Первое, что князь понял после Альмы, что воевать ему придется, в основном, с никудышными генералами. Других у него не было. Все случилось, ровно так, как он и предполагал: «Увы, какие генералы, и какие штаб-офицеры: ни малейшего не заметно понятия о военных действиях и расположении войск на местности, об употреблении стрелков и артиллерии. Не дай Бог настоящего дела в поле» — написал князь в своем дневнике после небольших маневров с войсками 24 августа (5 сентября) 1854 г.{256}

Почти тоже сказал Меншиков Тотлебену, возвращаясь после очередного занятия с войсками за неделю-две до высадки союзников в Крыму: «Что я буду делать с подобными генералами; что же меня ожидает, если придется действовать с ними против неприятеля».{257} Сказал — как в воду глядел.
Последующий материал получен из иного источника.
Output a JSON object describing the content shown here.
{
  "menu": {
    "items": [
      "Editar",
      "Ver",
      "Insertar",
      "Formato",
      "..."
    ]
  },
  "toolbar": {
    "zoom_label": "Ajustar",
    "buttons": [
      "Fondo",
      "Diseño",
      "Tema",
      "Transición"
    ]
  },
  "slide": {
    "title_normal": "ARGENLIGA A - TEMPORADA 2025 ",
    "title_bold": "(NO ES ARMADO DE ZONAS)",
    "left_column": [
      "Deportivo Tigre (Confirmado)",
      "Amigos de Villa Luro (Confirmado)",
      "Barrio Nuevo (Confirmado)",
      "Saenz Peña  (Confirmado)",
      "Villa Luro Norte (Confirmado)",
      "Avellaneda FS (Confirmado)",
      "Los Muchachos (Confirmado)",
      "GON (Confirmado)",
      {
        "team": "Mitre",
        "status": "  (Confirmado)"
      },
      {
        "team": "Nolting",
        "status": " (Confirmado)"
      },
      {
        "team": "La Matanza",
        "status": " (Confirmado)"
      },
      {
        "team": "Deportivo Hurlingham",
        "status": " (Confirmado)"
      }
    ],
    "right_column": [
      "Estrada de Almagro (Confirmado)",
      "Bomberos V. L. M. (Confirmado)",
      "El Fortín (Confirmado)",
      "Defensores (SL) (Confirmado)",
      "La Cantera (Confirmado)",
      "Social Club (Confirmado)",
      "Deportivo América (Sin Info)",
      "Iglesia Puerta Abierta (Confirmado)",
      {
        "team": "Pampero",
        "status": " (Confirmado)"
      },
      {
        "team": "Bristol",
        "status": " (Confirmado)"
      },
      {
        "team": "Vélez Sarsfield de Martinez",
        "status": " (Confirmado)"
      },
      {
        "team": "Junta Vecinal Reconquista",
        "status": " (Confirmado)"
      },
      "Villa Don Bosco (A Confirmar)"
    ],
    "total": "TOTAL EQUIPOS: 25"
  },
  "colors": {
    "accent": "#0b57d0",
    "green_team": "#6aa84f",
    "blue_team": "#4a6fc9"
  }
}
После поражения Меншиков уже не сдерживался, сказав все, что думал: «Кто были помощниками мне? Назовите мне хоть одного генерала, — жаловался князь в доверительной беседе с полковником Меньковым. — Князь Петр Дмитриевич (Горчаков)? Старый скряга в кардинальской шапке! Или всегда пьяный Кирьяков и двусмысленной преданности к России Жабокритский, или, наконец, бестолковый Моллер?.. Остальные, мало-мальски к чему-либо пригодные, все помешаны на интриге! Полагаю, что, будучи далеко от солдата, я не сумел заставить его полюбить себя; думаю, что и в этом помогли мне мои помощники».{258}

Меншикова, на самом деле, искренне жаль. А если не жаль, то, по крайней мере, князю не позавидуешь. Мало того, что генералы за редким исключением показали полнейшую неподготовленность к войне, так и некоторые (например, Волков и Куртьянов) под разными предлогами вообще разбежались и в первые несколько дней после Альмы никто не мог сказать, где они и чем занимаются. Те же, кто оставался в наличии, иногда выдавали такие «фокусы», что утешало одно — у союзников, особенно у англичан, командование тоже не отличалось военными дарованиями.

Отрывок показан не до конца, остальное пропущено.